Şaşkınlık ya da hayal kırıklıklarını görmek istiyorum.. "Ne yani benim sevgilim dediğim herif bu kızla da mı çıkmış ! öpüşmüş!" demelerini görmek..
Bu senaryolu bir film çekilmeli..
(Hatta bu meyanda konulu bir film bilen, önersin lütfen, seyretmek isterim)

Harem fikri belki de bu hisse sahip bir şehzadenin fikriydi..
Tüm kadınlarını aynı ortamda perde arkasından seyredebilmek.. Şehzade için kavga edilmesi falan gibi süper ego basitlemesine indirgenmemesi gerekir bunun.. Kadın kendi için bir başka erkekle konuşan ve savaşan erkek görmek istediği gibi.. Erkek de.. kendisinin ayrılıktan sonraki etkisini merak edebilir.. Ne oldu benden sonra diye.. Katillerin cinayet mahalline dönmesi gibi.. Erkekler de eski sevgililerinin bulunduğu bir mekanda mutlaka fırtına sonrasının izlerini ölçmeyi sever..
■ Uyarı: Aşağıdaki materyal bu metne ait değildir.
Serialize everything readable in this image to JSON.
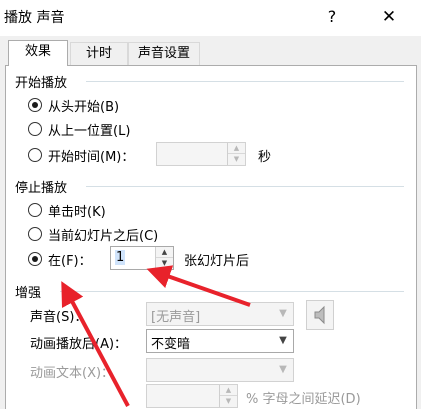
{
  "window": {
    "title": "播放 声音",
    "help_label": "?",
    "close_label": "✕"
  },
  "tabs": [
    {
      "label": "效果",
      "active": true
    },
    {
      "label": "计时",
      "active": false
    },
    {
      "label": "声音设置",
      "active": false
    }
  ],
  "start_group": {
    "title": "开始播放",
    "options": [
      {
        "label": "从头开始(B)",
        "checked": true
      },
      {
        "label": "从上一位置(L)",
        "checked": false
      },
      {
        "label": "开始时间(M)：",
        "checked": false
      }
    ],
    "time_value": "",
    "time_unit": "秒"
  },
  "stop_group": {
    "title": "停止播放",
    "options": [
      {
        "label": "单击时(K)",
        "checked": false
      },
      {
        "label": "当前幻灯片之后(C)",
        "checked": false
      },
      {
        "label": "在(F)：",
        "checked": true
      }
    ],
    "slides_value": "1",
    "slides_suffix": "张幻灯片后"
  },
  "enhance_group": {
    "title": "增强",
    "sound_label": "声音(S)：",
    "sound_value": "[无声音]",
    "after_anim_label": "动画播放后(A)：",
    "after_anim_value": "不变暗",
    "anim_text_label": "动画文本(X)：",
    "anim_text_value": "",
    "delay_value": "",
    "delay_label": "% 字母之间延迟(D)"
  },
  "annotations": {
    "arrow_color": "#e8222b"
  },
  "icons": {
    "sound": "speaker-icon",
    "spin_up": "spin-up-icon",
    "spin_down": "spin-down-icon",
    "dropdown": "chevron-down-icon"
  }
}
Yani her erkeğin birden fazla kadını aynı yerde görme eğilimi ve dayanılmaz arzusunun sadece bir yatak malzemesi olmadığı ... bunun yanında..
her elveda öncesi bir öpücük tadının aranması hissi yatıyor olabilir..
ölmeden önce yapılacaklar listesinin başındadır !!:)


19 Ekim 2007 Cuma

VURDUĞUM YERDE DUR !


vurduğum yerde dur
ne ismimi sayıkla benim
ne sırtımdan vur

vurduğum yerde dur
bakamayacağın kadar silahımı dimdik doğrultmuşum sana
dizlerin yeni doğmuş bir çocuk başı gibi titrek
rüzgarda minik bir bulut gibi korkak
yerde bir çöp gibi ürkek..



vurduğum yerde dur
sözümün hizasına erişemezsin
aşk yoksa, sen, tek kelime edemezsin
bir an önce kaçmalısın bu şehirden
önüme çıkmak için yolunu seçemezsin..



vurduğum yerde dur
saldırdığım her düşmanım sensin.
içine saldığım her korku
sahip olunmakla bin kişiye geçilmez bu koku
mermimin ilk hızına yetişemezsin..

vurduğum yerde dur
ya da durduğum yerde vur beni
bir "serd adımla" yeri benim gibi titretemezsin
bir bulutu bir nefesle içine çökertemezsin
duaların yetmeyecek sana her ettiğinde unutulan
bir zevk boşalımıyla "batın"ın içine giremezsin
vurduğum yerde dur
ne olursun dur
dur vurduğum yerde
üzerime gelemezsin
her sokakta bir anlam bulmak için, içinden isim seçemezsin
her kitaptan tefeülle ders seçemezsin..
dur..
ya da vur beni..
anneni kaybetmekle övünemezsin..
babanın ölümüyle başıboşluğa düşemezsin..
vurduğum yerde dur..
minik yüzlü bakışlar için dur
minik olan herşey için..
minimalist dadaist olmadan dur
şehvetin esiri oldun
her seviştiğinde kayboldun
her kapalı mekan içini bunaltacak
ben yoksam kuyu yok, içine kaçacak

uzun cümleler kurma bana
bana cümleleri uzatarak kusma
kustuklarını öğütme bana
sana emrediyorum !
ya vur beni
ya da
vurduğum yerde dur !

9 Ekim 2007 Salı

BİR OKUL MACERASI (zihinsel.. zihinsel..)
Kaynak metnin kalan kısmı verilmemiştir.